Kids today have probably never touched a cassette tape. They will never know the sadness of popping in a cassette only to have it - and your favorite songs - chewed up by a player. They will never appreciate the random pairing of songs on a tape that happens to include a few snippets of the DJ talking over the song as it was recorded from the radio. Note: this is almost impossible these days as many radio stations are run by robots, not people who actually press play.

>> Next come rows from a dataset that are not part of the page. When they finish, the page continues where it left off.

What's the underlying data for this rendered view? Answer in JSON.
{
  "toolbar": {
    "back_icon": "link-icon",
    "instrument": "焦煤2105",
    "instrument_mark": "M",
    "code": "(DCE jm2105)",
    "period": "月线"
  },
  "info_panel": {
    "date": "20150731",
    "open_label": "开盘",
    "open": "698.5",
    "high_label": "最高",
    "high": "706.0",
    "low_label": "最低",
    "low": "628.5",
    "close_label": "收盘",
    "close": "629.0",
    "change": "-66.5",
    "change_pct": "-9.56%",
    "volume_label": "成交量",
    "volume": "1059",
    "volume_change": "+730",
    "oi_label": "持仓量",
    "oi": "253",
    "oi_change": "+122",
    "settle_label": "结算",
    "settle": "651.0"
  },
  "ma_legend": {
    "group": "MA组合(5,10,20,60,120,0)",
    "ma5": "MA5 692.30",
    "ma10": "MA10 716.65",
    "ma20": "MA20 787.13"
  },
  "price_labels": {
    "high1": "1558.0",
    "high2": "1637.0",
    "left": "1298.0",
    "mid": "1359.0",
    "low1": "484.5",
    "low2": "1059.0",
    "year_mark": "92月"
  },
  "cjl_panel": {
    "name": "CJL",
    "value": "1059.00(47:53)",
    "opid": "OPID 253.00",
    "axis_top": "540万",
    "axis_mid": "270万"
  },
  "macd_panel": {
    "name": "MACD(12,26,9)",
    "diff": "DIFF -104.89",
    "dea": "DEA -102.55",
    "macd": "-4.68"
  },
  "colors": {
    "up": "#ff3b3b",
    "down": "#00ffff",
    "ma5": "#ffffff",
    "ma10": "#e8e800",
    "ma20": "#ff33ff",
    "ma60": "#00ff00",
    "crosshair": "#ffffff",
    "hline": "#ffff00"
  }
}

Sure, kids can create a playlist, even record it on a CD, but it's not the same. I think Sheffield says it best:
You go back to a cassette the way a detective sits and pours drinks for the elderly motel clerk who tells stories about the old days -- you know you might be somewhat bored, but there might be a clue in there somewhere. And if there isn't, what the hell? It's not a bad time.To say this book is an ode to the cassette tape is an injustice. It's about one man's love lost suddenly. It's about a life lived through music - good, cheesy and even bad. I had not heard of many of the songs listed through this brief biography. It doesn't mean I can't relate to the emotion a song brings from the very first beat. I love music almost as much as I love chocolate and naps. But I will never eat a piece of chocolate or take a nap and remember a very specific part of my life the way I always will with music.
I will forever be grateful to the artists who have provided my life soundtrack. I will also be grateful to Mr. Sheffield for reminding me that no matter what life gives and takes away, the rhythm will always get me. I will always be footloose. I will not stop until I get enough. I should be dancing. I will not stop believing. And I will never get tired of this book.